Trump appointed 54 federal appeals court judges compared to Obama’s 55. There are 13 appeals courts, and they “have the final word on most legal appeals around the country,” according to the Pew Research Center. And then of course Trump appointed three Supreme Court justices, moving the court firmly into a 5-4 conservative majority that has also taken shape as a 6-3 majority on issues such as restricting voting rights.
Interestingly, abortion rates had fallen by last year to the lowest level ever since Roe v. Wade was decided in 1973 — and were in fact lower than before the ruling. But it’s noteworthy that the reductions in abortion rates were not limited to Republican-controlled states, but were spread broadly across red and blue states. Liberal states like California and New York were among the majority of states that saw reduced abortion rates during the Obama presidency.
U.S. Supreme Court Associate Justices Amy Coney Barrett, Brett Kavanaugh and Neil Gorsuch at Joe Biden’s inauguration at the U.S. Capitol on Jan. 20. (Alex Wong/Getty Images)
But when it comes to Democrats being able to build power structures that have long-term impact, the consequences of the party’s lack of focus on state politics during the Obama era means it will take them a while to move the needle.
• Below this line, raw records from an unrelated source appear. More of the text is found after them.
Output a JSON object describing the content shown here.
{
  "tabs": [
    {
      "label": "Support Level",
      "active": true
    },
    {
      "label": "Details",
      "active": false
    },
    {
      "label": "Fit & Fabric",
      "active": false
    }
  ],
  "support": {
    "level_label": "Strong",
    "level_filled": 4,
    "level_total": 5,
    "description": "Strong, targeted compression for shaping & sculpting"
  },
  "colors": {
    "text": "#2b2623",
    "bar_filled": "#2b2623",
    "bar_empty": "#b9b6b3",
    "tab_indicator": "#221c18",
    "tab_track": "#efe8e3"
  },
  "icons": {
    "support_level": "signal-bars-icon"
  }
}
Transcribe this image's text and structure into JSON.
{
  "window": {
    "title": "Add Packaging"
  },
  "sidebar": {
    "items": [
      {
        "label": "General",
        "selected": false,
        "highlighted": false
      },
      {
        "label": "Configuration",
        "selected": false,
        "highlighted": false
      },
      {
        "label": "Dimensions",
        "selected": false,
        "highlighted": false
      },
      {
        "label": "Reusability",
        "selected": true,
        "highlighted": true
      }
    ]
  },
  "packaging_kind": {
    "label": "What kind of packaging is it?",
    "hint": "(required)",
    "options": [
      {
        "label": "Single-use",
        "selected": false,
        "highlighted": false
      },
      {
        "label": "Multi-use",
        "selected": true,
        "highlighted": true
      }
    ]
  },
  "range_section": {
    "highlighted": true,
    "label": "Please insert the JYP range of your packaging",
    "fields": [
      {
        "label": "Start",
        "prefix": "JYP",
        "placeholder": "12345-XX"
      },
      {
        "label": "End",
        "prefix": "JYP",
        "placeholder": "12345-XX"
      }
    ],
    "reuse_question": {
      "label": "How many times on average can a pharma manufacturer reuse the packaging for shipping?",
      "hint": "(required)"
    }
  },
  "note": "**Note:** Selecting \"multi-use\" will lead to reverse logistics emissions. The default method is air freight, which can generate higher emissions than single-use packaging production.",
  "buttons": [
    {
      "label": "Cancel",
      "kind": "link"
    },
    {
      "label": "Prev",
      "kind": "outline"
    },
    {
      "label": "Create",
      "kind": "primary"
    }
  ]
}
“Democrats are catching up when it comes to infrastructure,” Wu said. “It’s been decades of this kind of scheming [by Republicans].”
Planned Parenthood’s McGill Johnson has been talking about this approach for a while now, well before the Texas law.
“I think that the progress that conservatives have made over the last 10 years, in terms of capturing courts, state legislatures on a bunch of issues that are really not in line with where the majority of the populations are even in their own state, have a lot to do with their understanding of how to change the world to maximize power,” McGill Johnson said late last year.
“And while we’ve been very issue-focused and very ideologically focused, it hasn’t always matched the kind of power-building structural focus. And that’s where I think the shift will happen,” she said.